The film’s title is derived from “The Negro Motorist Green Book” (published by New York City mailman Victor Hugo Green), an annual guidebook that advised Blacks where they could stay, from 1936 to 1966, during the height of lynching and strict Jim Crow laws. The book served as Shirley’s bible during the tour.

Shirley, who spoke eight languages fluently and earned a doctorate of music, psychology, and liturgical arts after temporarily giving up the piano, had nothing in common with Vallelonga. Although the bouncer felt working for a Black man was beneath him, he needed the money.

As the tour progressed and racism became more apparent as the pair witnessed and endured America’s appalling injustices on the road, they find a new respect for each other’s talents as they nurtured a friendship and understanding that changed both their lives.

The film, co-written by Tony Lip’s son Nick Vallelonga, Brian Hayes Currie and Peter Farrelly (also director of film), kept close to the real-life story.

“Whenever I spoke with Don Shirley, it was a seminar that included music, theology and history,” said Kenneth Ramseur, personal attorney for many noted musicians and writers. “Although he disliked the term jazz musician, he was friends with Duke Ellington, Leontyne Price and composer Coleridge Taylor Perkinson.” He became friends with his neighbor, the singer/pianist Bobby Short, who lived in the same luxury apartment complex over Carnegie Hall.
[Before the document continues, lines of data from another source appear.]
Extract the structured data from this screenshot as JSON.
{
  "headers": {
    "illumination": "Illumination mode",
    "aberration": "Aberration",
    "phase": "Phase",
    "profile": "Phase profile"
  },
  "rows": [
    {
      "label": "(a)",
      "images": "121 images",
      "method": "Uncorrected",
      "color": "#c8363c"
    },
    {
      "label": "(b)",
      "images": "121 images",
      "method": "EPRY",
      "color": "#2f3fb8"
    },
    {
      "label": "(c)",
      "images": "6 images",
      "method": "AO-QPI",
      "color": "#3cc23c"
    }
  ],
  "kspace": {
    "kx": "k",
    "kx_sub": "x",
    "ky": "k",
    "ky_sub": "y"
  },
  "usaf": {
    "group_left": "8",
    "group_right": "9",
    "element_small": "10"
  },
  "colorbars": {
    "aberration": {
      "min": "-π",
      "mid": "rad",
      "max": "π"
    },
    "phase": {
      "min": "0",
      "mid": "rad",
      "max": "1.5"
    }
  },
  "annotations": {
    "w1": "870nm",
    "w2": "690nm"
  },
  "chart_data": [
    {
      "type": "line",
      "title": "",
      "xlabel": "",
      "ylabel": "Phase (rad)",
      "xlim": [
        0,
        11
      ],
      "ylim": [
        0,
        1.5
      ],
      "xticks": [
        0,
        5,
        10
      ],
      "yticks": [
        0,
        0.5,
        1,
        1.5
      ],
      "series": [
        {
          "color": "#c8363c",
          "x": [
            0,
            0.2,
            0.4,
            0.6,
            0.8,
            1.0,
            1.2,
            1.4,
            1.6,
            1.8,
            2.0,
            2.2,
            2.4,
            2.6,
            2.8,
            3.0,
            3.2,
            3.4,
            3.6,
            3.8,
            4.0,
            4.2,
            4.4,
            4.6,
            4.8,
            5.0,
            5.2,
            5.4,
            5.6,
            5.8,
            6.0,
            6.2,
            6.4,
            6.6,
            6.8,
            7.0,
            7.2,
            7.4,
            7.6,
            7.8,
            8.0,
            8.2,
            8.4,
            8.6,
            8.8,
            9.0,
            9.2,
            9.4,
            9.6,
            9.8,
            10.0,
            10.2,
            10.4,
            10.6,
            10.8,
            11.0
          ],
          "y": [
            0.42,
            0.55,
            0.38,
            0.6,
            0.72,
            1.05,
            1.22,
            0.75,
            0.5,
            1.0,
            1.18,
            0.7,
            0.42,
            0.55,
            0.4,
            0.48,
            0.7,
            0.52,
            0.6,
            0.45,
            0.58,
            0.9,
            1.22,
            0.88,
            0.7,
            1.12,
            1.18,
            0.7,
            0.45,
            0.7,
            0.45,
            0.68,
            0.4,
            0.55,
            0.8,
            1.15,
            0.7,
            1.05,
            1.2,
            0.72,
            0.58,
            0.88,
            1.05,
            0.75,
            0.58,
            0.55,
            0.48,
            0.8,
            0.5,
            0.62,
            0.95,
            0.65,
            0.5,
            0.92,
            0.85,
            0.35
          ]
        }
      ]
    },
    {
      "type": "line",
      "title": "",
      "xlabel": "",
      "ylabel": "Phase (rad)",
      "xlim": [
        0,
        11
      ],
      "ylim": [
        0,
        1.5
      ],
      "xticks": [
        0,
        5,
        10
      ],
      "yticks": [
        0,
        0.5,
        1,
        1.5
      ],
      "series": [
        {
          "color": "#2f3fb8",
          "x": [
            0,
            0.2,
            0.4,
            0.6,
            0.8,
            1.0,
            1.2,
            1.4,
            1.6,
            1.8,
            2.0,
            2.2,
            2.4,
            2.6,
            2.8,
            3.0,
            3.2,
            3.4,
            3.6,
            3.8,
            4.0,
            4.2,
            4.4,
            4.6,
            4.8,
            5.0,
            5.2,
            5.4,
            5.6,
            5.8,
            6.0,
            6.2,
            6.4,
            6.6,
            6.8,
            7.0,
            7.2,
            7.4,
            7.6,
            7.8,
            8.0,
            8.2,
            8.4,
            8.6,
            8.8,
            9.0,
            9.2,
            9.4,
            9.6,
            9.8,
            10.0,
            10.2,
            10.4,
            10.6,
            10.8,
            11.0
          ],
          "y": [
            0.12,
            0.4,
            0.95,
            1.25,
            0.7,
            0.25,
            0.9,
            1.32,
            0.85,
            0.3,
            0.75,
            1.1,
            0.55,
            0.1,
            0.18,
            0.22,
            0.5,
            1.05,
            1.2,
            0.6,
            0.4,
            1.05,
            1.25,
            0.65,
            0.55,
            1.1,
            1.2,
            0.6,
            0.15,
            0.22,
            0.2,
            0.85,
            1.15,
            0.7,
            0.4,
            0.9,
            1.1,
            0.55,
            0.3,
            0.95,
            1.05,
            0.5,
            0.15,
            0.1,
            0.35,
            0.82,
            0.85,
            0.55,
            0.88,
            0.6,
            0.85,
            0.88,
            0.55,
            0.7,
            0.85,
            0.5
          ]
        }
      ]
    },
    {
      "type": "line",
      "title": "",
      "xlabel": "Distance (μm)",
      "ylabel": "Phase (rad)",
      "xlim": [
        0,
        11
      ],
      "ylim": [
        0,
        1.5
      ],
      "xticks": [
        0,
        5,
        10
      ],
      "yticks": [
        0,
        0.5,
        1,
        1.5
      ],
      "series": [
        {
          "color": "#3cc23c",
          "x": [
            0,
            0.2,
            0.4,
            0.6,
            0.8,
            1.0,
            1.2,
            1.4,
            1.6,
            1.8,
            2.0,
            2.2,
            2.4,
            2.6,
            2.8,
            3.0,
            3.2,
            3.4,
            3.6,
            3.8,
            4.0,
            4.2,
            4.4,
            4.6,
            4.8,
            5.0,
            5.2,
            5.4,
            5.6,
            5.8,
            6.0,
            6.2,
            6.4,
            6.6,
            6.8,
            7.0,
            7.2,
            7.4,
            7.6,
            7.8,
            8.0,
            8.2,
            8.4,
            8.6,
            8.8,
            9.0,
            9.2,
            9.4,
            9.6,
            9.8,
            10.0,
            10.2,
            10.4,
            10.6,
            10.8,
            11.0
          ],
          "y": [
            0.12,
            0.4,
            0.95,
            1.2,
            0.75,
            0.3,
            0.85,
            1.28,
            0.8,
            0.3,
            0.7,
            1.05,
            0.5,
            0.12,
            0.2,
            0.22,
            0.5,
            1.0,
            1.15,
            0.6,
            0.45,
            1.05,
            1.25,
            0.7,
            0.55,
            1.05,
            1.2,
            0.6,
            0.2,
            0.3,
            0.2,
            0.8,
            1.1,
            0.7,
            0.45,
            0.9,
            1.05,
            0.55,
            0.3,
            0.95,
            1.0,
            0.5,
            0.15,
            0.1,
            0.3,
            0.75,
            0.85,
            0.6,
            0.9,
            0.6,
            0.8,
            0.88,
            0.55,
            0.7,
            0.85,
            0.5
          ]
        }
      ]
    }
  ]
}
Shirley had a distinctive tone encompassed by showering crescendos that infused the blues, the work song, the Negro spiritual, show tunes and pop standards. His intensity and compassionate style of playing was so extraordinary it sounded like two pianists or one with three hands.

“He never performed or recorded with a drummer because his technique was so profound and percussive,” said Ramseur. To comprehend his talent, listen to “Don Shirley Piano Perspectives” (Cadence, 1955).

During a 1962 New York Times interview Shirley noted, “I am not an entertainer. But I’m running the risk of being considered an entertainer by going into a nightclub because that’s what they have in there. I don’t want anybody to know me well enough to slap me on the back and say, ‘Hey, baby.’ The Black experience through music, with a sense of dignity, that’s all I have ever tried to do.”